Under this new section, a lessor must give a notice to the lessee as to whether the lessor intends to offer the lessee a new lease within the notice period specified in section 46AA(6).

If the lessee gives notice to the lessor asking for an extension before the expiry date under section 46AA(4A), then the consequence for the lessor failing to give a notice under section 46AA(2) is that the lease will be extended until 6 months after the lessor gives that notice. If the lessee gives no such notice under section 46AA(4A) then there is no consequence for the lessor failing to comply with section 46AA(2).

Points to note for this section are as follows:

(a) The lessee is only entitled to the extension if it gives a notice under section 46AA(4A) before the expiry date of the lease.

(b) Any notice from a lessor given under section 46AA(2) which offers the lessee a new lease should:

(i) state that it is being given under section 46AA(2);

(ii) set out all relevant commercial terms; and

(iii) ideally specify the form of lease to be used.

(c) It would appear that any offer made under section 46AA(2), if accepted by a lessee, would create a binding agreement for lease. If this is the case then, in order to avoid falling foul of section 22, a lessor should, when making an offer under section 46AA(2), give the lessee a lessor disclosure statement and a draft lease.


In August 2008, the ACCC published its report in relation to its inquiry into the competitiveness of retail prices for standard groceries ("Report"). In the Report, the ACCC considered the anti-competitive effect of clauses in supermarket leases which either:

(a) prohibit a lessor from establishing a second or third supermarket into a shopping centre; or

(b) provide for a signification reduction in the rent payable by the lessee if a second or third supermarket is established in a shopping centre.

The ACCC's views expressed in the Report are as follows:

(1) Most competition between supermarkets occurs at the local level so that any agreement which has the effect of preventing a competing supermarket from commencing operations in a shopping centre has the potential to limit competition.

(2) Section 47(4) of the Trade Practices Act, 1974 (Cth) ("TPA") prohibits any acquisition of goods or services made on conditions where the purpose or likely effect of the acquisition will result in a substantial lessening of competition.
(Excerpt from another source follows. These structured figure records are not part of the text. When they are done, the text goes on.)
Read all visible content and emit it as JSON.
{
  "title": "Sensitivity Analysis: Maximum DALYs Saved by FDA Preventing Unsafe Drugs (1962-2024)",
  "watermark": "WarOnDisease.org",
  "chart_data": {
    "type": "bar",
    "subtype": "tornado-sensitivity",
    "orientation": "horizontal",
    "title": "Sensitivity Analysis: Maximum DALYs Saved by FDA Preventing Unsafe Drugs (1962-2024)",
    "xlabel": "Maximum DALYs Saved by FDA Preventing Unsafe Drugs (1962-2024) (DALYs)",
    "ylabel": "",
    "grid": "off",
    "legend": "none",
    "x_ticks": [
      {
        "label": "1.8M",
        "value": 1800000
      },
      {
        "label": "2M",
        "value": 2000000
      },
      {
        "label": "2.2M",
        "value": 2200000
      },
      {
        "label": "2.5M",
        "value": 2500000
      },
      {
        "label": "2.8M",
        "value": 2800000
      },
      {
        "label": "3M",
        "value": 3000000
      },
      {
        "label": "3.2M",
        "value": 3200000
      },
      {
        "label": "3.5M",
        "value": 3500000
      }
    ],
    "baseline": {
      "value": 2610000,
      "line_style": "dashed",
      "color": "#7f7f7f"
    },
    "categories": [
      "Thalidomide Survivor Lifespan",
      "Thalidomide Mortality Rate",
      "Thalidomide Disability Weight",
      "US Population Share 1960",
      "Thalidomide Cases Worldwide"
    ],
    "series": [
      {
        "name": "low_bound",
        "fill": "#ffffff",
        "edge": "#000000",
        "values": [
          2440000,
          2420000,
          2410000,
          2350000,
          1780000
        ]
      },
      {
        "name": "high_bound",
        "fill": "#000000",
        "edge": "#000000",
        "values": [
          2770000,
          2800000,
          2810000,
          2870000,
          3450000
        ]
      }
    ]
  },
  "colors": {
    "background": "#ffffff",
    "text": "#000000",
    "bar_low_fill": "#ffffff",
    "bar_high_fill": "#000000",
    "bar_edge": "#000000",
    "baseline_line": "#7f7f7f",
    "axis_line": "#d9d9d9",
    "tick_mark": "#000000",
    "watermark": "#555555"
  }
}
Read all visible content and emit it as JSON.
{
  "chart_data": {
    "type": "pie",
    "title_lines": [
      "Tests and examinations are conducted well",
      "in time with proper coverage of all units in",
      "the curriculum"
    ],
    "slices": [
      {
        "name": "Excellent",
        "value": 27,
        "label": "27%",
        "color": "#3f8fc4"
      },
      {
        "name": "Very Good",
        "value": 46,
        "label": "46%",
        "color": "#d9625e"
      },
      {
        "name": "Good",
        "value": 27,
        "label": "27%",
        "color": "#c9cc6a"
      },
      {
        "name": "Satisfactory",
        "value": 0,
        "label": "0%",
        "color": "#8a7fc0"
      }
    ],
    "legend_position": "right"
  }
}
This section applies to leases and conditions included in leases which limit the grant of leases to other persons.

(3) Section 46 of the TPA prohibits a person who has a substantial degree of market power from taking advantage of that market power by preventing the entry of another person to the market.

The ACCC went on to indicate in the Report that it will assess whether Part IV of the TPA provides an effective mechanism for dealing with restrictive provisions in supermarket leases. So far as I am aware, the ACCC's assessment is ongoing with no legislative amendments proposed at this stage. However, it is possible that future legislative amendments may introduce some form or restriction or ban upon the inclusion of these types of restrictive clauses.

The content of this article is intended to provide a general guide to the subject matter. Specialist advice should be sought about your specific circumstances.